Book Review: “Heavy Metal Rules the Globe”


Metal Rules the Globe

Jeremy Wallach and Jeremy Wallach

Grade: B

“Heavy Metal Rules the Globe: Heavy Metal Music Around the World” is a compilation of academic essays on metal music around the world.

Some of the essays were written by the University’s own Jeremy Wallach, an associate professor in the Popular Culture Department.

The book focuses on the roots and development of what some people believe is the best music ever, and is broken down into six parts. Each part provides a thorough history on metal music and a lengthy list of its effects on race and gender; it discusses how metal music has played a part in spreading extremist ideologies and how metal has evolved over the years and developed in other cultures.

Personally, I am not a huge metal music fan.
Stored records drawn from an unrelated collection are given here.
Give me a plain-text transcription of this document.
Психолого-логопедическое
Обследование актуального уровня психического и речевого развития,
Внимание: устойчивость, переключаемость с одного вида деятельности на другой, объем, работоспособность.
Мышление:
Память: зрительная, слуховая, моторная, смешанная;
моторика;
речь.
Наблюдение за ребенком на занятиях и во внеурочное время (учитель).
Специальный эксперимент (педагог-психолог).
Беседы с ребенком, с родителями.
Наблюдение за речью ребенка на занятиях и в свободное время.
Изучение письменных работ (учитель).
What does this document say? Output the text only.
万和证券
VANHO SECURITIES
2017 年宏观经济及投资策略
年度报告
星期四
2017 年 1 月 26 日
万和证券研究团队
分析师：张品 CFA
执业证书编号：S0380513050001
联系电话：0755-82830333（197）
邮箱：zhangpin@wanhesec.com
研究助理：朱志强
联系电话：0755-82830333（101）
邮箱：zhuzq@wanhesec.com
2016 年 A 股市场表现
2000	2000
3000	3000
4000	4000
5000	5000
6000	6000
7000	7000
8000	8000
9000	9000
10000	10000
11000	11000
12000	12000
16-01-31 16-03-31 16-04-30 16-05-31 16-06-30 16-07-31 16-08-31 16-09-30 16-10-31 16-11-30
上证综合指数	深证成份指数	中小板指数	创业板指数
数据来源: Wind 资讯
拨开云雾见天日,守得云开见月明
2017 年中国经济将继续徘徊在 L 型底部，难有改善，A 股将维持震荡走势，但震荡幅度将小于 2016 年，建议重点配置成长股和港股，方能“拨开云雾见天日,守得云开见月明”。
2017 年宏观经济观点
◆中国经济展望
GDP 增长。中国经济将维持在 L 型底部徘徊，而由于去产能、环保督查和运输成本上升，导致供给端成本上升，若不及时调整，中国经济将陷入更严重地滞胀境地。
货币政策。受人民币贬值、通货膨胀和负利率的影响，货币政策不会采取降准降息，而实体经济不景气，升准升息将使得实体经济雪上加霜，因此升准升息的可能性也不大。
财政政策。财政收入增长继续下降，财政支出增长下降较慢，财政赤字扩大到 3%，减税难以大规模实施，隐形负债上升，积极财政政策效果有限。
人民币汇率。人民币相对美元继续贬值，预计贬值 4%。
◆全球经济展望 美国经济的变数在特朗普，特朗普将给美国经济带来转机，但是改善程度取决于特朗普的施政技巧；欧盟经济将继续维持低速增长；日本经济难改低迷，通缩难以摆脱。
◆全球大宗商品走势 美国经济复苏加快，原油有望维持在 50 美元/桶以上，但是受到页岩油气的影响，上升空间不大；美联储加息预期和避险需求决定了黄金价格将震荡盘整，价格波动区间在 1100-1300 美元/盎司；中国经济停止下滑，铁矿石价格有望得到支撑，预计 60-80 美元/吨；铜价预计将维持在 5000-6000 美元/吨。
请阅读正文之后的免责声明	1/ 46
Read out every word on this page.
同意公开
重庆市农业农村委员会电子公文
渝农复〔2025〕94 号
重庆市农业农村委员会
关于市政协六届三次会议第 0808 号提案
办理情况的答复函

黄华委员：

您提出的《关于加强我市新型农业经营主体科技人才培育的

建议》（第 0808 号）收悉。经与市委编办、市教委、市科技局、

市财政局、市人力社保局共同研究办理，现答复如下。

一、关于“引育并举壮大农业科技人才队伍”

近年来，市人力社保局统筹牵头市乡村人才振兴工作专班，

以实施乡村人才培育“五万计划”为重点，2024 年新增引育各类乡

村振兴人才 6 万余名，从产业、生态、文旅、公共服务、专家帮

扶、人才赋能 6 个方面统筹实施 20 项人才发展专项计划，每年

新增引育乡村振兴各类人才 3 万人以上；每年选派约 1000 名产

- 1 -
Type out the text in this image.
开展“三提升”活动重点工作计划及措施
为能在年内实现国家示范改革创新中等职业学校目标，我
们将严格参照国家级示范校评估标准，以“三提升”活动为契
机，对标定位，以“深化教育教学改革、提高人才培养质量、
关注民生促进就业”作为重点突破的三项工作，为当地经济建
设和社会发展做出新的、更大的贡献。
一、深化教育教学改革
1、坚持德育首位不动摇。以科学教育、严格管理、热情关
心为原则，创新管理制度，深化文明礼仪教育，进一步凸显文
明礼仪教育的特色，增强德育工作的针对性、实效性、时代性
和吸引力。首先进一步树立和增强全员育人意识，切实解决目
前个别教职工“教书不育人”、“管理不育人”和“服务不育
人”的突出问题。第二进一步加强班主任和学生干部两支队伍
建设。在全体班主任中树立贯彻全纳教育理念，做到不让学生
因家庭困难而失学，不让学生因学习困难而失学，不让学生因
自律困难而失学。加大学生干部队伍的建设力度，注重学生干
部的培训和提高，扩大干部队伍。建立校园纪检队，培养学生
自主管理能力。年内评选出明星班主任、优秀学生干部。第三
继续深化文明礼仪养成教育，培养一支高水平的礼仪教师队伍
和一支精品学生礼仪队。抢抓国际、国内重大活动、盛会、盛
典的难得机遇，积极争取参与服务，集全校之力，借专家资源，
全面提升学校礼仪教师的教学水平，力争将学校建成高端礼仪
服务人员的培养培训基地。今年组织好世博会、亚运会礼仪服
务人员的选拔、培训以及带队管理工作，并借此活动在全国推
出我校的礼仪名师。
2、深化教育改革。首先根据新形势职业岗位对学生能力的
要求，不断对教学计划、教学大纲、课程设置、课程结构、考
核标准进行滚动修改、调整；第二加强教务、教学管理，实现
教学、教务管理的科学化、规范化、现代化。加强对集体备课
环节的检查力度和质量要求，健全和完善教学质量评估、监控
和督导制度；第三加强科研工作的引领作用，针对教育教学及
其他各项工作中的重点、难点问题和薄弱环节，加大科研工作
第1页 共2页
It is definitely a genre that I am less familiar with. I was not thrilled with the book because it was not exactly what I was expecting. I went into reading this book thinking that it would be more of a novel-like book. It’s more like a database, rather than a book. It was a frustrating read simply because I did not have any prior knowledge on the subject, and I definitely did not realize the true depth of the genre.

Despite my troubles, the book is very informative. I learned a lot about metal culture that I certainly did not know before. By the time I was done with the book I realized that some of the misconceptions they spoke of were some that I had myself. For example, the “it’s just noise” argument is one that I frequently find myself falling into. They quickly explain that the biggest critics of metal music are the ones who don’t understand it.

This may be why I found the book so unenjoyable. It is very easy to be a critic of something that you do not understand. Being so, I found myself getting frustrated extremely quickly with every turn of the page — and there are 332 pages. With every page a new word popped up, a new country would be explored and my headache would become worse. So when I found a section halfway through the book that interested me, I might have done a happy dance.

Even so, there was a section within the book that interested me immensely: “The Marketing of Anglo-Identity in the North American Hatecore Metal Industry.” Translated, that means “How White Supremacist Groups Use Heavy Metal Music To Spread Their Hate.” This section within Part 4 (“Metal and Extremist Ideologies”) chronicles the rise of supremacist groups such as the Aryan Brotherhood within the heavy metal culture.

All in all, the book is not bad at all. It just didn’t interest me. This type of book caters to a specific niche, one that I obviously do not fit into. However, if this is really relevant to your interests, I would definitely recommend this book as a go-to kind of source for everything you need to know.